Thank you so much for all the information which should help me stopping the "hit and hope" dartboard approach! I'm going to run through the plan at my consultation in a couple of weeks.
You can always keep trying for zero - but you have to take a long time at each new lower dose to be sure it is still enough, sometimes 2 or 3 months. Your body will always tell you if the PMR is still active - you aill start to get the symptoms again. People have been known to assume this all over, 1/2mg a day kept them fine and so they tried stopping - and even 6 months later the niggles of PMR started to reappear, zero had been a step too far. Now I suppost you could accept that and have months of no pred but you have to be able to restart pred with a short sharp taper to clear out the inflammation but longterm no pred will just result in returning to the severe pain and disability of where you were when it started. But I think your disease activity is much higher than that if you only manage a few weeks.
POMPEY, I have only in the last few days been dx with ANCA vasculitis muscle and joint pain, tingling and numbness in feet, chronic sinusitis, runny nose, itchy eyes, aching teeth at times, pain and ringing in my ears, mild COPD, rash et, and apparently "wildly poditive" ANCA levels.Seems the same crazy ANCA score was present in 2020 but many doctors missed it. New rheumie caught it. I was diagnosed with what was seemed to my doctors to be an obvious case of PMR in December 2019 and treated with prednisone ever since. I was sent to a new rheumie this January because of whst i thought wss a PMR flare at whichntime he caught the vasculitis. He belives i actually did have PMR when i was diagnosed. I also had vasculitis though. Another new journey. Currently on 5 mg pred only. All other labs are good. No kidney damage. I have afib. Very early days for me re my understanding of all of this but this site has been a God send. So many thanks.
Hi how interesting, do you know what ANCA vasculitis you have GPA or GCA? Your list of issues has a lot of overlap with mine and it's not great.
I found Sterimar saline nasal spray (over the counter at pharmacies) used daily really helps with my nasal issues and a revelation has been a home nebuliser with medical grade saline every few days keeps all of the tubes moist and working and has solved all of my ear issues - they just pop and crackle now with no pain and good hearing. The saline is a bit pricy but my consultant ENT agreed to prescribe it and I just had to buy the nebuliser, it has been a game changer.
I am ANCA positive for MPO not PR3. My levels sit at around 8-10 whether I have no symptoms at all or flaring it might go to 12. So compared to many people not much at all.
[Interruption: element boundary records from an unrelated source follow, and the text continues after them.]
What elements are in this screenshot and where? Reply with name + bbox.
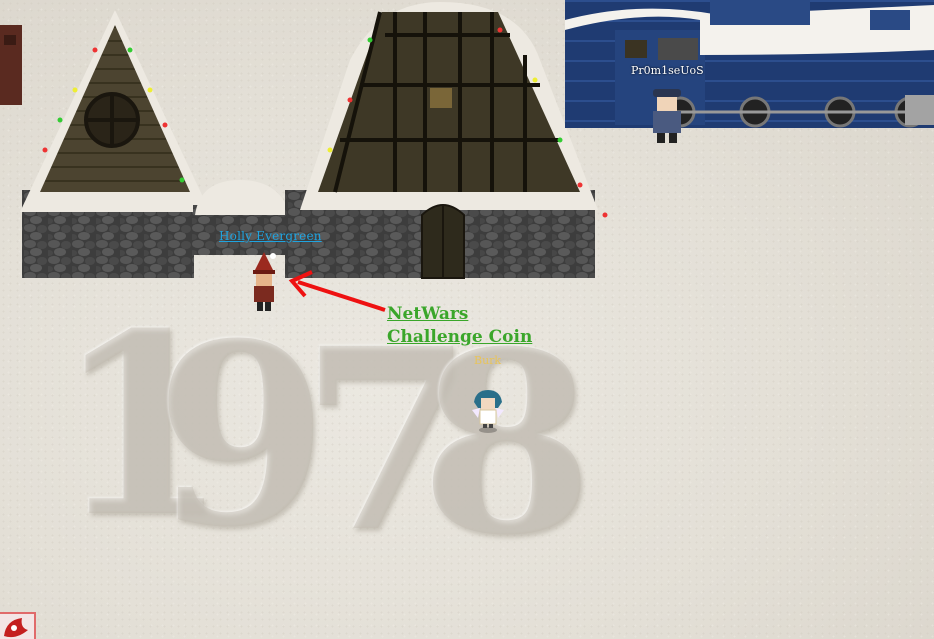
train xyxy=(565,0,934,128)
callout-line2: Challenge Coin xyxy=(387,327,533,347)
callout-line1: NetWars xyxy=(387,304,469,324)
netwars-callout: NetWars Challenge Coin xyxy=(387,303,532,349)
game-viewport[interactable]: 1 9 7 8 Holly Evergreen NetWars Challeng… xyxy=(0,0,934,639)
other-player-name[interactable]: Pr0m1seUoS xyxy=(631,64,704,77)
right-house xyxy=(285,2,598,279)
left-house xyxy=(20,10,210,278)
elf-npc-sprite[interactable] xyxy=(246,250,282,314)
npc-name-label[interactable]: Holly Evergreen xyxy=(219,229,322,243)
hud-corner[interactable] xyxy=(0,612,36,639)
player-sprite[interactable] xyxy=(470,388,506,436)
conductor-player-sprite[interactable] xyxy=(648,85,686,147)
badge-icon[interactable] xyxy=(0,614,30,639)
player-name[interactable]: Burk xyxy=(474,354,501,367)
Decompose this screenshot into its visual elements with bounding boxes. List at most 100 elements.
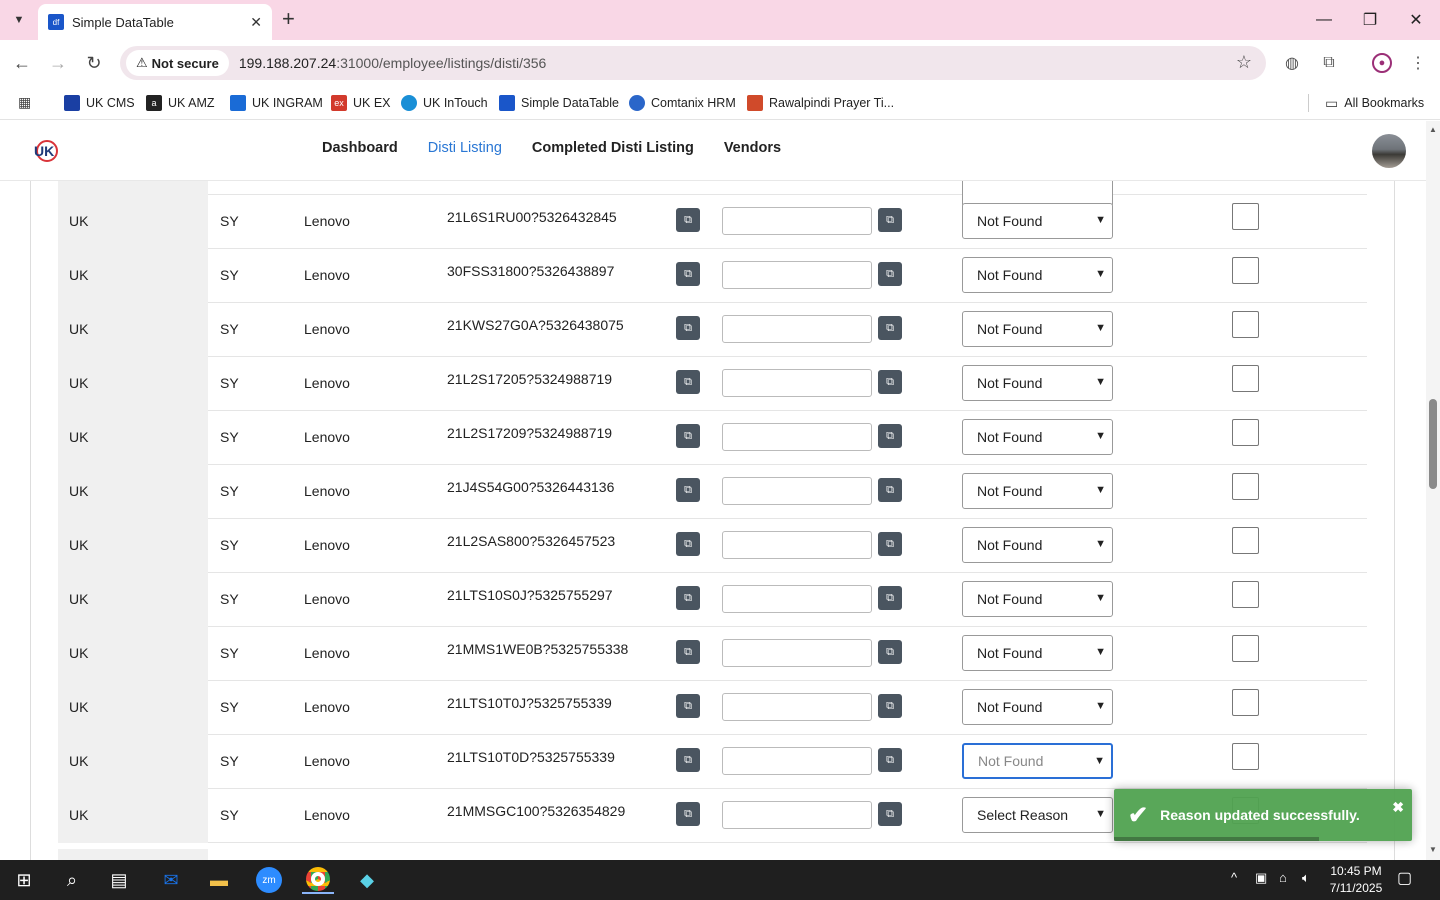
value-input[interactable]	[722, 261, 872, 289]
apps-grid-icon[interactable]: ▦	[18, 94, 31, 111]
scroll-thumb[interactable]	[1429, 399, 1437, 489]
app-diamond-icon[interactable]: ◆	[351, 866, 383, 894]
bookmark-star-icon[interactable]: ☆	[1236, 52, 1252, 73]
reason-select[interactable]: Not Found ▼	[962, 311, 1113, 347]
search-icon[interactable]: ⌕	[56, 866, 88, 894]
nav-dashboard[interactable]: Dashboard	[322, 140, 398, 156]
scroll-up-icon[interactable]: ▲	[1429, 125, 1437, 134]
row-checkbox[interactable]	[1232, 635, 1259, 662]
value-input[interactable]	[722, 639, 872, 667]
bookmark-comtanix-hrm[interactable]: Comtanix HRM	[629, 92, 736, 114]
nav-completed-disti-listing[interactable]: Completed Disti Listing	[532, 140, 694, 156]
copy-value-button[interactable]: ⧉	[878, 316, 902, 340]
value-input[interactable]	[722, 693, 872, 721]
not-secure-chip[interactable]: ⚠ Not secure	[126, 50, 229, 76]
nav-disti-listing[interactable]: Disti Listing	[428, 140, 502, 156]
reload-icon[interactable]: ↻	[81, 50, 107, 76]
copy-value-button[interactable]: ⧉	[878, 478, 902, 502]
row-checkbox[interactable]	[1232, 743, 1259, 770]
value-input[interactable]	[722, 477, 872, 505]
outlook-icon[interactable]: ✉	[155, 866, 187, 894]
all-bookmarks[interactable]: ▭ All Bookmarks	[1325, 92, 1424, 114]
notifications-icon[interactable]: ▢	[1397, 868, 1412, 888]
file-explorer-icon[interactable]: ▬	[203, 866, 235, 894]
taskbar-clock[interactable]: 10:45 PM 7/11/2025	[1326, 863, 1386, 897]
scroll-down-icon[interactable]: ▼	[1429, 845, 1437, 854]
chrome-menu-icon[interactable]: ⋮	[1406, 51, 1430, 75]
bookmark-rawalpindi-prayer[interactable]: Rawalpindi Prayer Ti...	[747, 92, 894, 114]
network-icon[interactable]: ⌂	[1279, 870, 1287, 885]
value-input[interactable]	[722, 801, 872, 829]
value-input[interactable]	[722, 369, 872, 397]
copy-sku-button[interactable]: ⧉	[676, 694, 700, 718]
copy-value-button[interactable]: ⧉	[878, 748, 902, 772]
bookmark-uk-cms[interactable]: UK CMS	[64, 92, 135, 114]
copy-sku-button[interactable]: ⧉	[676, 262, 700, 286]
tab-search-chevron-icon[interactable]: ▼	[6, 8, 32, 32]
copy-value-button[interactable]: ⧉	[878, 424, 902, 448]
copy-value-button[interactable]: ⧉	[878, 640, 902, 664]
row-checkbox[interactable]	[1232, 689, 1259, 716]
task-view-icon[interactable]: ▤	[103, 866, 135, 894]
user-avatar[interactable]	[1372, 134, 1406, 168]
uk-logo-icon[interactable]: UK	[32, 137, 60, 165]
tab-close-icon[interactable]: ✕	[250, 14, 262, 31]
row-checkbox[interactable]	[1232, 527, 1259, 554]
page-scrollbar[interactable]: ▲ ▼	[1426, 121, 1440, 860]
tray-chevron-icon[interactable]: ^	[1231, 870, 1237, 885]
copy-value-button[interactable]: ⧉	[878, 802, 902, 826]
reason-select[interactable]: Not Found ▼	[962, 635, 1113, 671]
profile-icon[interactable]: ●	[1370, 51, 1394, 75]
reason-select[interactable]: Not Found ▼	[962, 689, 1113, 725]
copy-value-button[interactable]: ⧉	[878, 208, 902, 232]
reason-select[interactable]: Not Found ▼	[962, 743, 1113, 779]
copy-sku-button[interactable]: ⧉	[676, 478, 700, 502]
copy-sku-button[interactable]: ⧉	[676, 208, 700, 232]
value-input[interactable]	[722, 207, 872, 235]
copy-value-button[interactable]: ⧉	[878, 532, 902, 556]
new-tab-plus-icon[interactable]: +	[282, 8, 295, 30]
toast-close-icon[interactable]: ✖	[1392, 799, 1404, 816]
nav-vendors[interactable]: Vendors	[724, 140, 781, 156]
copy-value-button[interactable]: ⧉	[878, 694, 902, 718]
forward-arrow-icon[interactable]: →	[45, 50, 71, 76]
bookmark-uk-intouch[interactable]: UK InTouch	[401, 92, 488, 114]
copy-sku-button[interactable]: ⧉	[676, 748, 700, 772]
value-input[interactable]	[722, 747, 872, 775]
chrome-icon[interactable]	[302, 866, 334, 894]
value-input[interactable]	[722, 423, 872, 451]
row-checkbox[interactable]	[1232, 203, 1259, 230]
reason-select[interactable]: Not Found ▼	[962, 203, 1113, 239]
zoom-icon[interactable]: zm	[253, 866, 285, 894]
reason-select[interactable]: Not Found ▼	[962, 473, 1113, 509]
row-checkbox[interactable]	[1232, 365, 1259, 392]
copy-sku-button[interactable]: ⧉	[676, 424, 700, 448]
row-checkbox[interactable]	[1232, 581, 1259, 608]
reason-select[interactable]: Not Found ▼	[962, 581, 1113, 617]
back-arrow-icon[interactable]: ←	[9, 50, 35, 76]
bookmark-uk-ingram[interactable]: UK INGRAM	[230, 92, 323, 114]
row-checkbox[interactable]	[1232, 419, 1259, 446]
reason-select[interactable]: Select Reason ▼	[962, 797, 1113, 833]
copy-sku-button[interactable]: ⧉	[676, 586, 700, 610]
reason-select[interactable]: Not Found ▼	[962, 527, 1113, 563]
copy-value-button[interactable]: ⧉	[878, 262, 902, 286]
bookmark-simple-datatable[interactable]: Simple DataTable	[499, 92, 619, 114]
close-window-icon[interactable]: ✕	[1396, 6, 1436, 34]
value-input[interactable]	[722, 531, 872, 559]
copy-value-button[interactable]: ⧉	[878, 586, 902, 610]
translate-globe-icon[interactable]: ◍	[1280, 51, 1304, 75]
value-input[interactable]	[722, 315, 872, 343]
tray-app-icon[interactable]: ▣	[1255, 870, 1267, 886]
reason-select[interactable]: Not Found ▼	[962, 257, 1113, 293]
browser-tab[interactable]: df Simple DataTable ✕	[38, 4, 272, 40]
reason-select[interactable]: Not Found ▼	[962, 419, 1113, 455]
address-bar[interactable]: ⚠ Not secure 199.188.207.24:31000/employ…	[120, 46, 1266, 80]
copy-value-button[interactable]: ⧉	[878, 370, 902, 394]
copy-sku-button[interactable]: ⧉	[676, 532, 700, 556]
row-checkbox[interactable]	[1232, 311, 1259, 338]
bookmark-uk-ex[interactable]: ex UK EX	[331, 92, 391, 114]
volume-muted-icon[interactable]: 🔈︎	[1302, 870, 1310, 886]
copy-sku-button[interactable]: ⧉	[676, 802, 700, 826]
restore-icon[interactable]: ❐	[1350, 6, 1390, 34]
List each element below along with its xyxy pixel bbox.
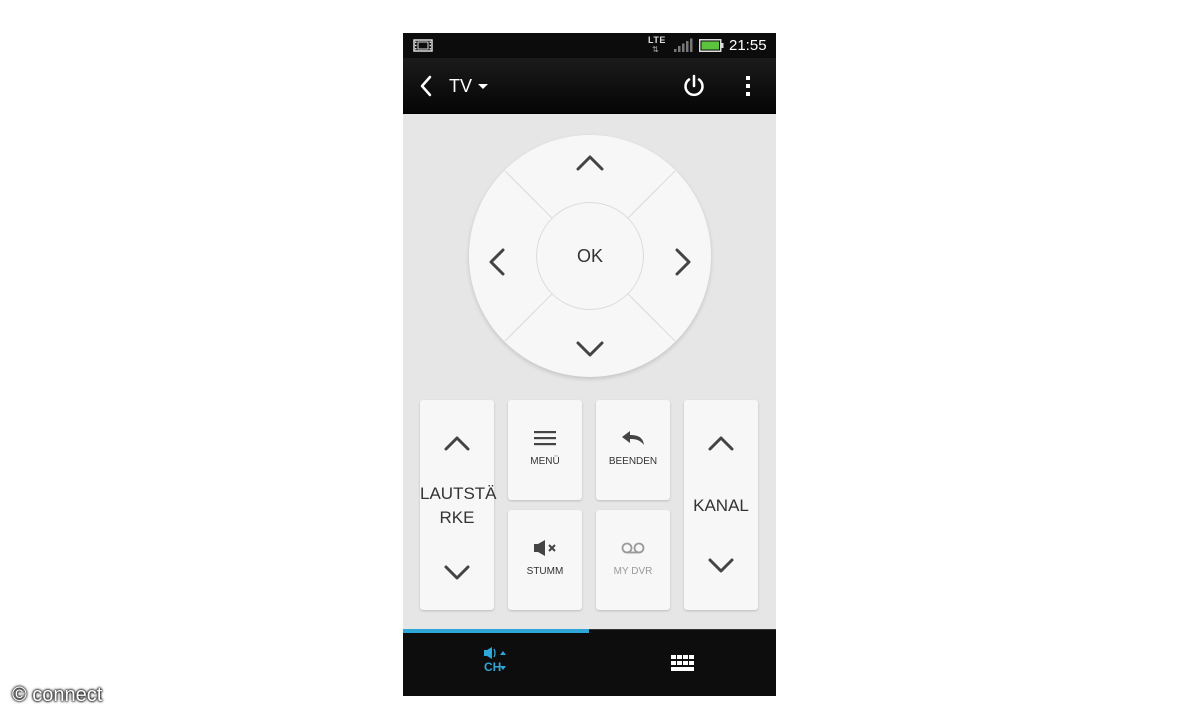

The lowest it has ever recorded was 5 whilst immune suppressed.
My ESR and CRP inflammatory markers only get up to about 21 on a full flare, so again not huge, some people hit levels in the hundreds, and for me with no physical issues I tend to be a 2 at best.
Have you been on 5mg/steroid s a day for the PMR since diagnosis? and has this kept you mostly pain free?
If I can just sort these PMR pains then I am all good - I wish you well on your journey, and thanks so much for your reply.
I think you might like the Dasgupta webinar about GPSD, the spectrum of GCA/LVV/PMR as a disease, that we just had this afternoon. Unfortunately the sound was poor - he's not as versed in microphone use as he might be - but the slides are good and it has been recorded so they hope to cobble a transcript too. You would learn al lot about vasculitis from it!